MATTHEWS: I thought it was a very constricted, very negative, very nasty speech, that didn't have anywhere near the elevation of Condoleezza Rice's speech. I thought Condoleezza Rice's speech was spectacular; it was thrilling; it was American. It talked about the wonders of immigration - to Route 128 and the Silicon Valley and the brilliant people that come to this country to work and live; and talked about - it's not where you come from. It's where you're going. It was a complete smackdown to all the attacks on Barack Obama's past. I thought Condoleezza Rice was presidential tonight - wonderful, in fact - and this speech was pretty much a canned political advertisement, compared to Condoleezza Rice tonight.


11:13 pm EDT

Chris Matthews, MSNBC Host; Screen Cap From 29 August 2012 Live Coverage of Republican National Convention | NewsBusters.orgMATTHEWS: Rachel [Maddow], I think that you can always – the thing I always look for in these speeches is, who's the person on the podium up there – at the lectern, talking to?
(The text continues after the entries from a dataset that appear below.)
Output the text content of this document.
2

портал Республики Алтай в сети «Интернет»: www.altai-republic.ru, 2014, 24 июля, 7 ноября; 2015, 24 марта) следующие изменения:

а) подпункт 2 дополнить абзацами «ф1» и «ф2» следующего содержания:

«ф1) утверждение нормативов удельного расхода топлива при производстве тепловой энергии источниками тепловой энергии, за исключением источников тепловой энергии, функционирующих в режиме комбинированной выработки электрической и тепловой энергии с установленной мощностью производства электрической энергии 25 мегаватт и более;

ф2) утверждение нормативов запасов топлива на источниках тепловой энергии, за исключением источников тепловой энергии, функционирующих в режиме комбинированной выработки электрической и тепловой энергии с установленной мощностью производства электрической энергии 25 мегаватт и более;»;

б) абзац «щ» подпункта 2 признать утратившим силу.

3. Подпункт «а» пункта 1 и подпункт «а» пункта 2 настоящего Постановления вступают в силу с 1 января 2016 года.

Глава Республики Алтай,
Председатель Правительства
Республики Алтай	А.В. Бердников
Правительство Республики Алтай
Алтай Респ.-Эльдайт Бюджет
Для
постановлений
And I don't want to get too sectarian about this, but it's clear that Paul Ryan was talking to people who think about rights as something that were – produced by Thomas Jefferson, ignoring the people for whom the rights only came in the 1960s; no reference to the fact that a good portion of the country was denied those rights, especially the important right to vote, up until 1965. And it was given to them through a lot of effort and fighting between the two parties, and it became a bipartisan effort led by Lyndon Johnson, and, of course, Everett Dirksen of Illinois. But, for some reason, they never mentioned those things, because they're talking to people - let's be honest about this - who didn't feel – the benefit, at all, from those civil rights, and I think that's very important to point out.